Para o último dia, reservou sessões de mentoria 1-a-1, em que a APVP selecionou meia dúzia de estúdios, com potencial de sucesso, para apresentar as suas ideias durante uma hora, cada um. “Vou olhar para o seu projeto, o seu negócio, o seu pitch e vou dar feedback e conselhos personalizados. “Se eu vir alguma coisa verdadeiramente especial, tenho amigos entre investidores e editoras, em todo o mundo, pode ser que arranje alguma coisa, mas isso não faz parte da missão principal”.

Necessidade de angariar base de seguidores antes de procurar financiamento

Olhando para as tendências atuais de financiamento de projetos, Jason Della Rocca diz que existe algo chamado “evidence based investing”, ou seja, “agora, mais que nunca, o risco do peso está no estúdio para gerar validação de marketing de que existe audiência para o seu jogo”. Em termos práticos, isso reflete-se em listas de desejos dos jogos no Steam, “colocar um trailer no IGN e obter milhões de visualizações”, ter uma conta no Discord com uma comunidade ativa ou mostrar resultados positivos de uma campanha no Kickstarter.

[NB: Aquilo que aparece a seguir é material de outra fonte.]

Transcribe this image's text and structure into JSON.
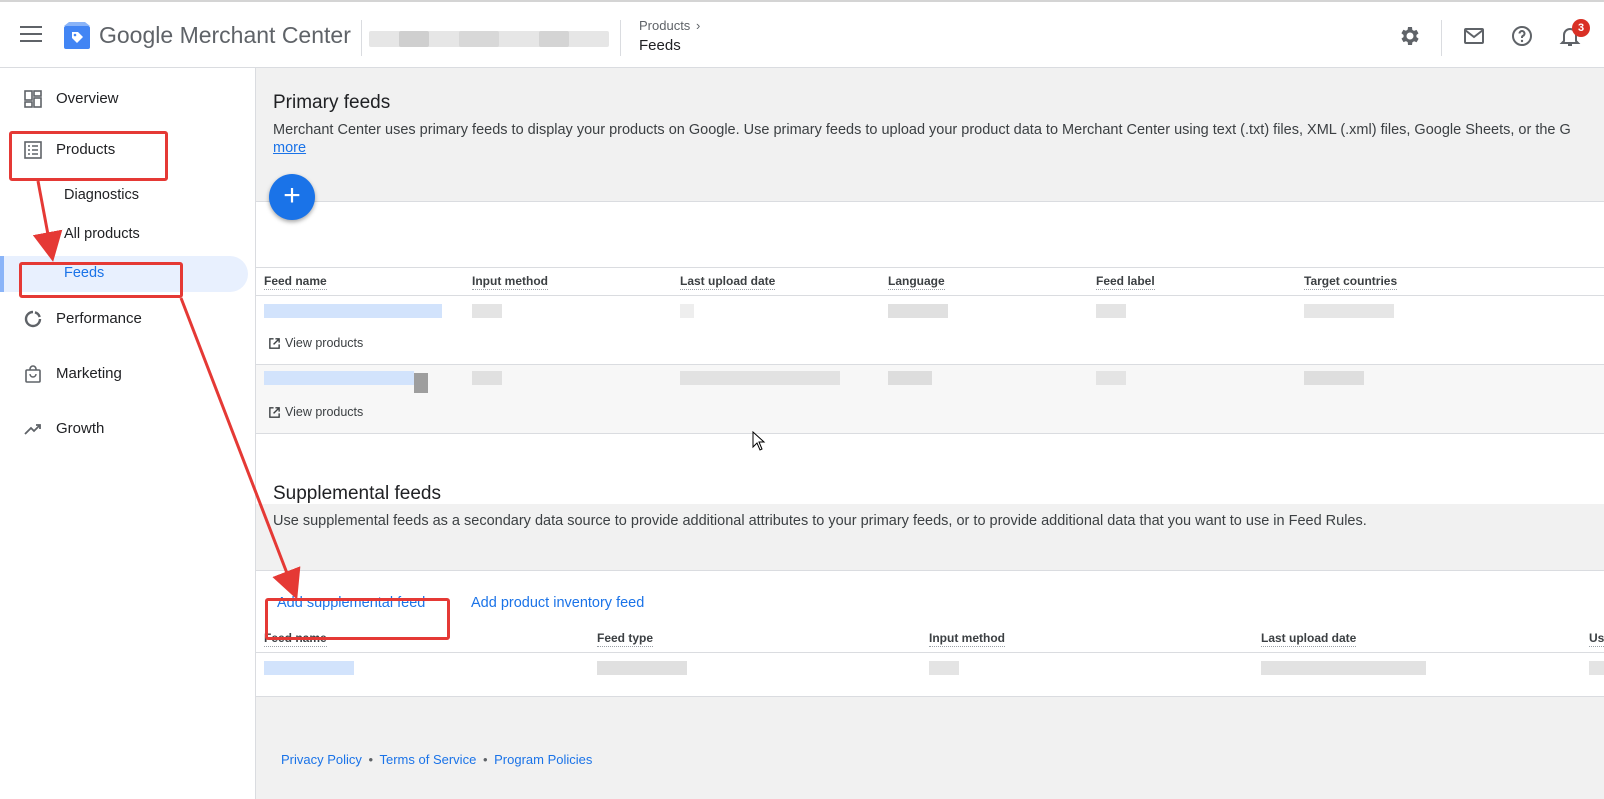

“Se eu apenas tiver uma equipa e uma ideia e for fazer o pitch a editoras e investidores, muito provavelmente vão dizer algo como parece giro, mantém-me atualizado, regressa quando tiveres feito mais algum progresso”. O especialista diz que não se comprometem, porque recebem tantas propostas. “Mas se aparecer com uma equipa e um bom projeto, com 50 mil registos na lista de desejos do Steam e um trailer com milhões de visualizações, é isso que eles querem”.

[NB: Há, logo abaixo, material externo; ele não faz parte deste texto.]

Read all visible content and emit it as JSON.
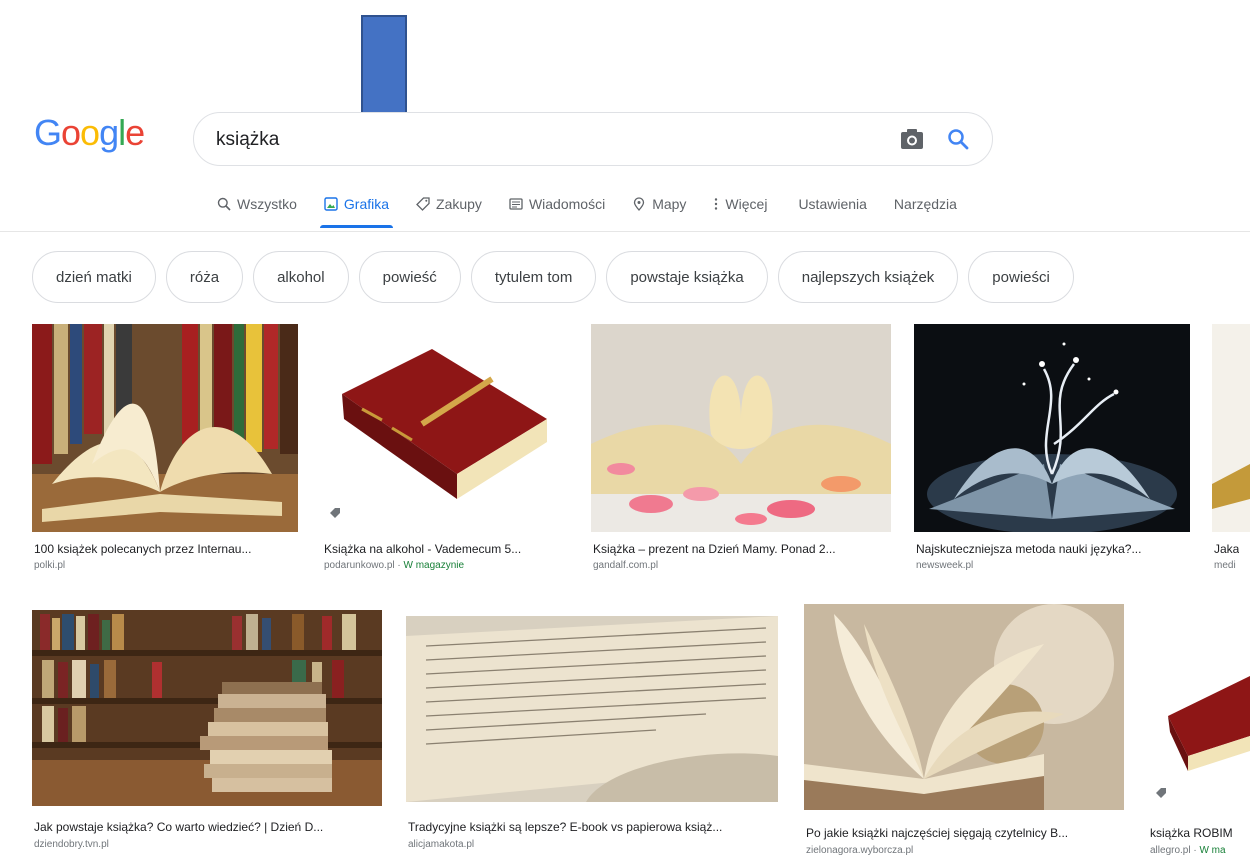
{
  "logo": {
    "text": "Google"
  },
  "search": {
    "value": "książka"
  },
  "tabs": [
    {
      "label": "Wszystko",
      "icon": "search-icon"
    },
    {
      "label": "Grafika",
      "icon": "image-icon"
    },
    {
      "label": "Zakupy",
      "icon": "tag-icon"
    },
    {
      "label": "Wiadomości",
      "icon": "news-icon"
    },
    {
      "label": "Mapy",
      "icon": "map-pin-icon"
    },
    {
      "label": "Więcej",
      "icon": "more-vert-icon"
    },
    {
      "label": "Ustawienia"
    },
    {
      "label": "Narzędzia"
    }
  ],
  "chips": [
    "dzień matki",
    "róża",
    "alkohol",
    "powieść",
    "tytulem tom",
    "powstaje książka",
    "najlepszych książek",
    "powieści"
  ],
  "results": [
    {
      "title": "100 książek polecanych przez Internau...",
      "source": "polki.pl",
      "stock": ""
    },
    {
      "title": "Książka na alkohol - Vademecum 5...",
      "source": "podarunkowo.pl · ",
      "stock": "W magazynie"
    },
    {
      "title": "Książka – prezent na Dzień Mamy. Ponad 2...",
      "source": "gandalf.com.pl",
      "stock": ""
    },
    {
      "title": "Najskuteczniejsza metoda nauki języka?...",
      "source": "newsweek.pl",
      "stock": ""
    },
    {
      "title": "Jaka",
      "source": "medi",
      "stock": ""
    },
    {
      "title": "Jak powstaje książka? Co warto wiedzieć? | Dzień D...",
      "source": "dziendobry.tvn.pl",
      "stock": ""
    },
    {
      "title": "Tradycyjne książki są lepsze? E-book vs papierowa książ...",
      "source": "alicjamakota.pl",
      "stock": ""
    },
    {
      "title": "Po jakie książki najczęściej sięgają czytelnicy B...",
      "source": "zielonagora.wyborcza.pl",
      "stock": ""
    },
    {
      "title": "książka ROBIM",
      "source": "allegro.pl · ",
      "stock": "W ma"
    }
  ],
  "colors": {
    "accent": "#1a73e8",
    "arrow": "#4472c4",
    "stock_green": "#188038"
  }
}
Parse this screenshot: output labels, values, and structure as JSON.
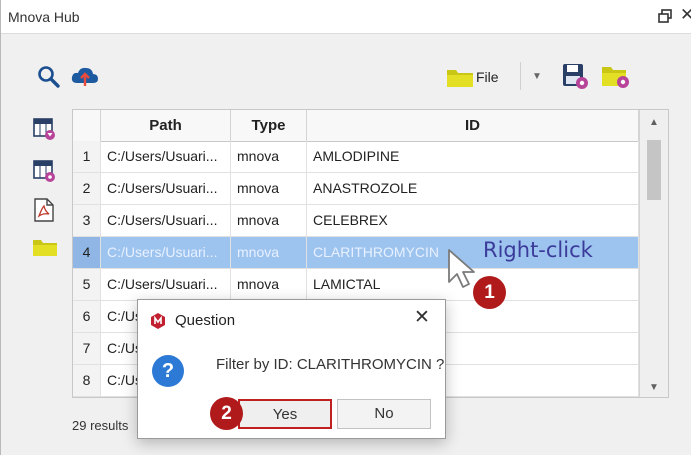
{
  "window": {
    "title": "Mnova Hub"
  },
  "toolbar": {
    "file_label": "File"
  },
  "table": {
    "columns": [
      "Path",
      "Type",
      "ID"
    ],
    "rows": [
      {
        "num": "1",
        "path": "C:/Users/Usuari...",
        "type": "mnova",
        "id": "AMLODIPINE"
      },
      {
        "num": "2",
        "path": "C:/Users/Usuari...",
        "type": "mnova",
        "id": "ANASTROZOLE"
      },
      {
        "num": "3",
        "path": "C:/Users/Usuari...",
        "type": "mnova",
        "id": "CELEBREX"
      },
      {
        "num": "4",
        "path": "C:/Users/Usuari...",
        "type": "mnova",
        "id": "CLARITHROMYCIN"
      },
      {
        "num": "5",
        "path": "C:/Users/Usuari...",
        "type": "mnova",
        "id": "LAMICTAL"
      },
      {
        "num": "6",
        "path": "C:/Us",
        "type": "",
        "id": ""
      },
      {
        "num": "7",
        "path": "C:/Us",
        "type": "",
        "id": ""
      },
      {
        "num": "8",
        "path": "C:/Us",
        "type": "",
        "id": ""
      }
    ],
    "selected_row": "4"
  },
  "status": {
    "results": "29 results"
  },
  "annotation": {
    "text": "Right-click",
    "badge1": "1",
    "badge2": "2"
  },
  "dialog": {
    "title": "Question",
    "message": "Filter by ID: CLARITHROMYCIN ?",
    "yes_label": "Yes",
    "no_label": "No",
    "icon": "question-icon"
  },
  "colors": {
    "selection": "#9dc3ef",
    "badge": "#b01a1a",
    "annotation": "#3b3b9a",
    "yes_highlight": "#c02020"
  }
}
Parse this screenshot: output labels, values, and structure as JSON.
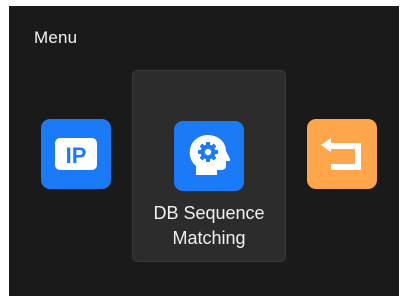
{
  "screen": {
    "title": "Menu"
  },
  "menu_items": [
    {
      "id": "ip",
      "icon": "ip-icon",
      "icon_text": "IP",
      "color": "#1a7af8",
      "selected": false
    },
    {
      "id": "db-sequence-matching",
      "icon": "head-gear-icon",
      "label": "DB Sequence\nMatching",
      "color": "#1a7af8",
      "selected": true
    },
    {
      "id": "back",
      "icon": "return-arrow-icon",
      "color": "#ffa64d",
      "selected": false
    }
  ],
  "colors": {
    "background": "#1a1a1a",
    "selected_card": "#2c2c2c",
    "accent_blue": "#1a7af8",
    "accent_orange": "#ffa64d"
  }
}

As pessoas que têm o dinheiro não têm ideia se atualmente as tendências são os ninjas, dinossauros, robots ou naves, um sandbox ou um RPG de mundo aberto. Isto porque muitos investidores não trabalharam nesta indústria, “podem ser pessoas inteligentes, podem ser boas, mas cada vez mais têm menos capacidade de ver com os seus próprios olhos o potencial dos jogos, saber se este é especial ou se vai ser um êxito”. Como no passado foram tomados vários riscos, com muitos investidores a perderem muito dinheiro e agora, com tantos jogos a serem apresentados, os investidores precisam destes indicadores antes de tomarem decisões das escolhas dos projetos.

Bootcamp APVP
Bootcamp APVP

Na visão de Jason Della Rocca, os estúdios têm agora o dobro do trabalho para fazer: “todo o trabalho a fazer um bom jogo, mas agora tem também todo o trabalho em anunciar o projeto, criar um trailer, abrir uma página do Steam, encontrar uma comunidade e fazer o marketing. Terão de fazer isso tudo antes que alguém se comprometa a financiar”. Aponta ainda a importância de boas relações com influenciadores que ajudem a tornar o projeto conhecido.

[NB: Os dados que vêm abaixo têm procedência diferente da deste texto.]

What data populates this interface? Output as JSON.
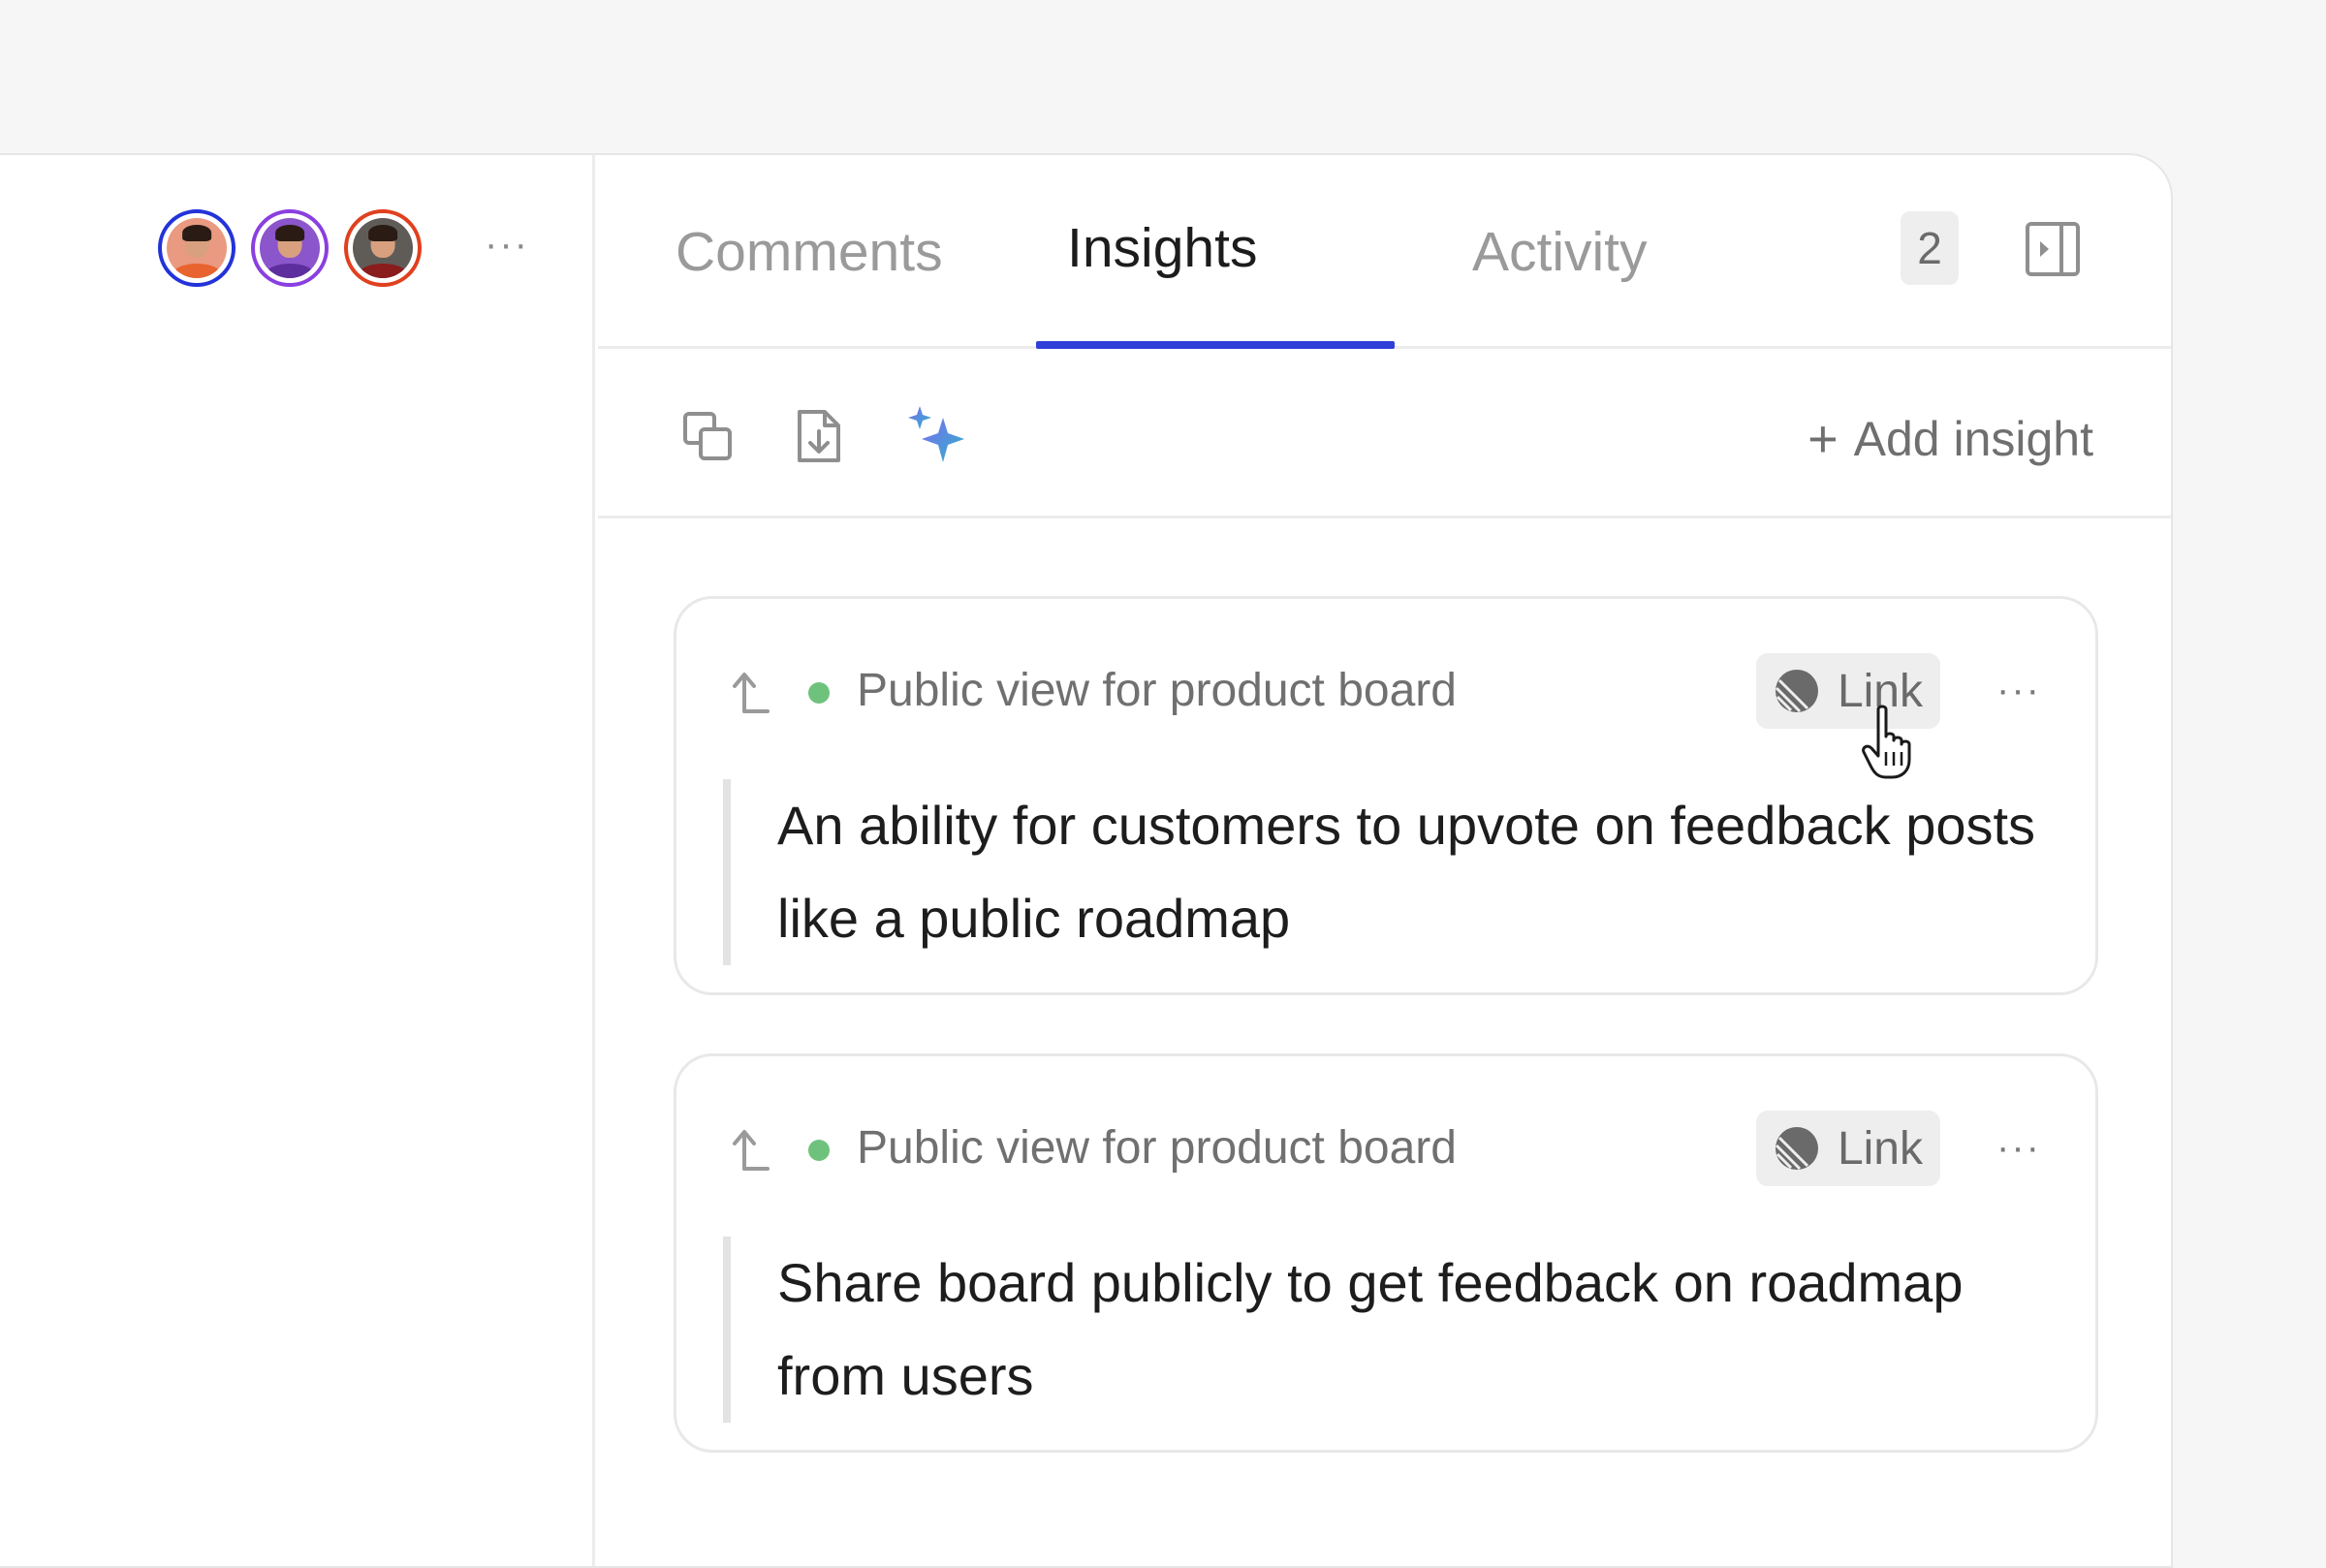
{
  "collaborators": {
    "avatars": [
      {
        "name": "collaborator-1",
        "ring_color": "#2333d9"
      },
      {
        "name": "collaborator-2",
        "ring_color": "#8a3fe0"
      },
      {
        "name": "collaborator-3",
        "ring_color": "#e0401e"
      }
    ],
    "more_label": "···"
  },
  "tabs": {
    "comments": "Comments",
    "insights": "Insights",
    "insights_count": "2",
    "activity": "Activity",
    "active": "insights",
    "accent_color": "#2f3fd8"
  },
  "toolbar": {
    "icons": [
      "copy-icon",
      "import-icon",
      "ai-sparkle-icon"
    ],
    "add_insight_plus": "+",
    "add_insight_label": "Add insight"
  },
  "insights": [
    {
      "source": "Public view for product board",
      "status_color": "#6fc27c",
      "link_label": "Link",
      "more_label": "···",
      "text": "An ability for customers to upvote on feedback posts like a public roadmap"
    },
    {
      "source": "Public view for product board",
      "status_color": "#6fc27c",
      "link_label": "Link",
      "more_label": "···",
      "text": "Share board publicly to get feedback on roadmap from users"
    }
  ]
}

Questionado sobre um conselho aos estúdios que estão em fase de procura de financiamento para os seus projetos, tem vindo a trabalhar na ideia de ter um trailer primeiro. “Quando iniciam um projeto, a primeira coisa que vão querer produzir é o trailer de gameplay, o mais rápido possível, para que possam publicar no YouTube, começar a somar visualizações, algumas pessoas ficarem com vontade de adicionar à lista de desejos”. Isto impera sobre qualquer estratégia de decisão de criar um trailer apenas quando o jogo está pronto. A ideia é agarrar as atenções desde o início com a ajuda do trailer.

Olhando para o estado da indústria, onde se vê as grandes editoras como a Ubisoft ou a Electronic Arts a encerrar estúdios, com problemas de retorno nas grandes apostas. Jason Della Rocca diz que gastar entre 5 a 7 anos a produzir um jogo, investir 200 milhões de dólares “é demasiado desconectado do mercado e dos jogadores. Quando se faz jogos indie, há uma tendência de desenvolvimento aberto, interagindo com os fãs, fazendo testes internos. Dessa forma têm a capacidade de ajustar o projeto com base no feedback da comunidade. E quando o lançam, não estão a fazer no meio de nada, já têm seguidores, uma base de fãs”.

Salienta que os jogos AAA, os estúdios escondem-se na sua gruta, fazem algo durante sete anos e assumem que todos o vão querer. “É algo demasiado desconectado. É uma excelente altura para ser um estúdio pequeno e independente, a fazer jogos com a ajuda da comunidade, que também vai ajudar a ser bem-sucedido”.